Overall, the trials included 9142 patients on TKI, 1290 on ICI, 604 on both, and 2084 patients on placebo.
The average age was 62 years and 84% were men. Almost all participants had Childs A cirrhosis, while 82% had an average liver cancer HCC stage from the Barcelona clinic of 3. More than half had extrahepatic disease (61%) and 28% had macrovascular invasion.

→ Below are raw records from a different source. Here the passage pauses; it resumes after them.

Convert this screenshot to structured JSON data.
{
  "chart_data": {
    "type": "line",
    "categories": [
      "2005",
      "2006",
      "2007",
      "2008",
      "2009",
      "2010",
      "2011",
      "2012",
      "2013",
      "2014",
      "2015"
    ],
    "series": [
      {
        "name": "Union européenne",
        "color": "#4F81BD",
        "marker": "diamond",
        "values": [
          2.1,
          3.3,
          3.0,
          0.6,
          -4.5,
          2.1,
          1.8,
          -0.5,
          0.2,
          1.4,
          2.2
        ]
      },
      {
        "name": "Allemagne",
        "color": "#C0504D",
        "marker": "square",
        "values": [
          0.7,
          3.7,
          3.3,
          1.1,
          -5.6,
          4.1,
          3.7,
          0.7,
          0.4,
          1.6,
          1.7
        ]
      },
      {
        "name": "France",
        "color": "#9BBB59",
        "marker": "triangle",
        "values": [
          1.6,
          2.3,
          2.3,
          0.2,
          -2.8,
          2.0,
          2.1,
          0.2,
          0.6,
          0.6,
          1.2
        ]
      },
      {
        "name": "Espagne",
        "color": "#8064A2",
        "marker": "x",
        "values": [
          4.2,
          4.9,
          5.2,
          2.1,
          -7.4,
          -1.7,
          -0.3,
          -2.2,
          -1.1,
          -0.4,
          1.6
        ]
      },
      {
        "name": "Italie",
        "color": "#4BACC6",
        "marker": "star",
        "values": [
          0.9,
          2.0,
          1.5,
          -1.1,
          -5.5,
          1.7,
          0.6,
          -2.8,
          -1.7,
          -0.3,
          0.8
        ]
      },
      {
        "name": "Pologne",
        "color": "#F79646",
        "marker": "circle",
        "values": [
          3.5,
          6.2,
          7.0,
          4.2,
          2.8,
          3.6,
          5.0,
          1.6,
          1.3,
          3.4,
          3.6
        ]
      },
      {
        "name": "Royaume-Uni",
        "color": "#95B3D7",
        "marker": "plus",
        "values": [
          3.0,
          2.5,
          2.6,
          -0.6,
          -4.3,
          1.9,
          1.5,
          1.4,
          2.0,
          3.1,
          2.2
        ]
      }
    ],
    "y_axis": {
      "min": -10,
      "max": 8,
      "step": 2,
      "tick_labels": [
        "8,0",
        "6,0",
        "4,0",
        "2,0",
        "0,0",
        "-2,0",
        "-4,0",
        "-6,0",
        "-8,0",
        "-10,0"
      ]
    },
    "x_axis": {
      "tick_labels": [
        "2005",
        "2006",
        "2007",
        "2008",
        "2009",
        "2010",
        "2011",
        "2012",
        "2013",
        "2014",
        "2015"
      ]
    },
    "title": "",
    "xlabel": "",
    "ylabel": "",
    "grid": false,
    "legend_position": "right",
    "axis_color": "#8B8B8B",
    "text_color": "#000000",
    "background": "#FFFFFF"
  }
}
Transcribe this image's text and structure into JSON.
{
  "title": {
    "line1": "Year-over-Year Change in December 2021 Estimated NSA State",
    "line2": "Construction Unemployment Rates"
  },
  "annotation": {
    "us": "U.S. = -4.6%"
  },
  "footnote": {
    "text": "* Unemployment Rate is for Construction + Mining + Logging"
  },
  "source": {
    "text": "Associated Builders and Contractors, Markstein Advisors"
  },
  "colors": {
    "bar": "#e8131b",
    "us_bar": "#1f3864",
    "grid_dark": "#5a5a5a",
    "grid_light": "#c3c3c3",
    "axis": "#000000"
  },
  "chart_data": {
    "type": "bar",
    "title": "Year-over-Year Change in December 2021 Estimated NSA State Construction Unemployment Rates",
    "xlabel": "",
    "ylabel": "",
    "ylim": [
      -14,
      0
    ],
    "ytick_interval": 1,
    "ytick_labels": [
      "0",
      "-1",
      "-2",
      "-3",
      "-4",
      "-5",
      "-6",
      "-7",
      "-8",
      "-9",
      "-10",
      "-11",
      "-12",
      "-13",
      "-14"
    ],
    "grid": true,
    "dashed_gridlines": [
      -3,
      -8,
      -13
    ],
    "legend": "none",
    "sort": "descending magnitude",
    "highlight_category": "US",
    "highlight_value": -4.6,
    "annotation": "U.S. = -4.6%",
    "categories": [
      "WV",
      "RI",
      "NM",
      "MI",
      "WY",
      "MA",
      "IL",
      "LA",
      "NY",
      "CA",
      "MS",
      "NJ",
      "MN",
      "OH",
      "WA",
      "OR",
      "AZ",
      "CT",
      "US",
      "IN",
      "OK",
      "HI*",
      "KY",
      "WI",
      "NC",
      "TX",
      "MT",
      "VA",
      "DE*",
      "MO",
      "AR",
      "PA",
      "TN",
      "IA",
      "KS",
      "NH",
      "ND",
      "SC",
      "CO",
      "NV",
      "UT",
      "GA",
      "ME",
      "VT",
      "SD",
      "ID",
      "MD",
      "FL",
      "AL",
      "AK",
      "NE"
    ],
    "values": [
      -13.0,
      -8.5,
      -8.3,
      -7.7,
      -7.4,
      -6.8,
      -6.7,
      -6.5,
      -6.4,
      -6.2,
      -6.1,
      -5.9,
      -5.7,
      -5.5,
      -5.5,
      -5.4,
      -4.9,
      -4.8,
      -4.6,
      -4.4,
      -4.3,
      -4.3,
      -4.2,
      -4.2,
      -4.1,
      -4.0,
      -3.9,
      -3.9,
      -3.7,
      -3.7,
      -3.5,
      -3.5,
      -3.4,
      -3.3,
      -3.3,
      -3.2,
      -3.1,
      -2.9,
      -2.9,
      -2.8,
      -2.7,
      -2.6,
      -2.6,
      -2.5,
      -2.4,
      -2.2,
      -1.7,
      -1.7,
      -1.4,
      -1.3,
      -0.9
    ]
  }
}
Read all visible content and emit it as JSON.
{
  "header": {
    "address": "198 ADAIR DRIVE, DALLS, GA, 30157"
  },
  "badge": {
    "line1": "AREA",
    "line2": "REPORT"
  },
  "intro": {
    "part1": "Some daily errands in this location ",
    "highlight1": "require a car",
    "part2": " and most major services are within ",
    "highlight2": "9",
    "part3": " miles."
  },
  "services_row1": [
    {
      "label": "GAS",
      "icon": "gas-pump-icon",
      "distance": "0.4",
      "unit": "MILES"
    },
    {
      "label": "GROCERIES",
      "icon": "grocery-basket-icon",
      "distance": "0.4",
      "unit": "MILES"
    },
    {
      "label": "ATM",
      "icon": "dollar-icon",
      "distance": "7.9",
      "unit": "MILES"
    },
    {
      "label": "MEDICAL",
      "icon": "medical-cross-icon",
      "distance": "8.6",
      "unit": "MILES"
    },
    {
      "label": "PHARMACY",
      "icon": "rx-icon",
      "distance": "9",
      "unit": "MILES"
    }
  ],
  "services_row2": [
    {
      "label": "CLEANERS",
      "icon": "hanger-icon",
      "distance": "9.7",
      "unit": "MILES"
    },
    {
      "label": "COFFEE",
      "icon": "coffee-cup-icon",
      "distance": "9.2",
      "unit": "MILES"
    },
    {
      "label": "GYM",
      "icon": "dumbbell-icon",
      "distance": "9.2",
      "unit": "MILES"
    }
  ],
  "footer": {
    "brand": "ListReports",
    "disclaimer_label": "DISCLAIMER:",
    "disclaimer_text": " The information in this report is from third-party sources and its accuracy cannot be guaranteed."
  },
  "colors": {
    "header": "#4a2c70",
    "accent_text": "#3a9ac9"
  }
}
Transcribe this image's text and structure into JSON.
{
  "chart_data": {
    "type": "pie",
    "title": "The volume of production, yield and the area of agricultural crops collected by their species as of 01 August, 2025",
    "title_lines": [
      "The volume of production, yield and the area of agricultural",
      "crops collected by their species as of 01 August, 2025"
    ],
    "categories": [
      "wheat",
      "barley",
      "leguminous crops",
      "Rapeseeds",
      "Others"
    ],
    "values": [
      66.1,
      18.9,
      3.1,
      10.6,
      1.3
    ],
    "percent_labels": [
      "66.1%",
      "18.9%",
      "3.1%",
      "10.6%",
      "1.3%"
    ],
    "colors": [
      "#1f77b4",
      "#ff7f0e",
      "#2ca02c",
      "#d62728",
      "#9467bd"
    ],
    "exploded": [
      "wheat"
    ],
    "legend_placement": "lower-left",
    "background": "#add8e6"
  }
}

Compared to sorafenib (Nexavar), the other TKIs had a similar risk of liver toxic effects (RR 1.06, 95% CI 0.92-1.24) and a higher risk of serious adverse events in the overall (RR 1.24, 95% CI 1.07-1.44).
ICIs also had similar rates of liver toxic effects compared to sorafenib (RR 1.10, 95% CI 0.86-1.40), but no higher risk of serious adverse events than TKIs ( RR 1.19, 95% CI 0.95-1.50).
The authors acknowledged the limitations of the data, including variations in reporting of adverse events between studies and the fact that not all reported hepatotoxic effects. The inclusion criteria also varied from study to study. “Pretrial treatment heterogeneity is the single most important confounder that is not well captured in this study,” they wrote.
Serrano disclosed no conflict of interest.
The co-authors reported relationships with AstraZeneca, Eisai, Ipsen, and Roche.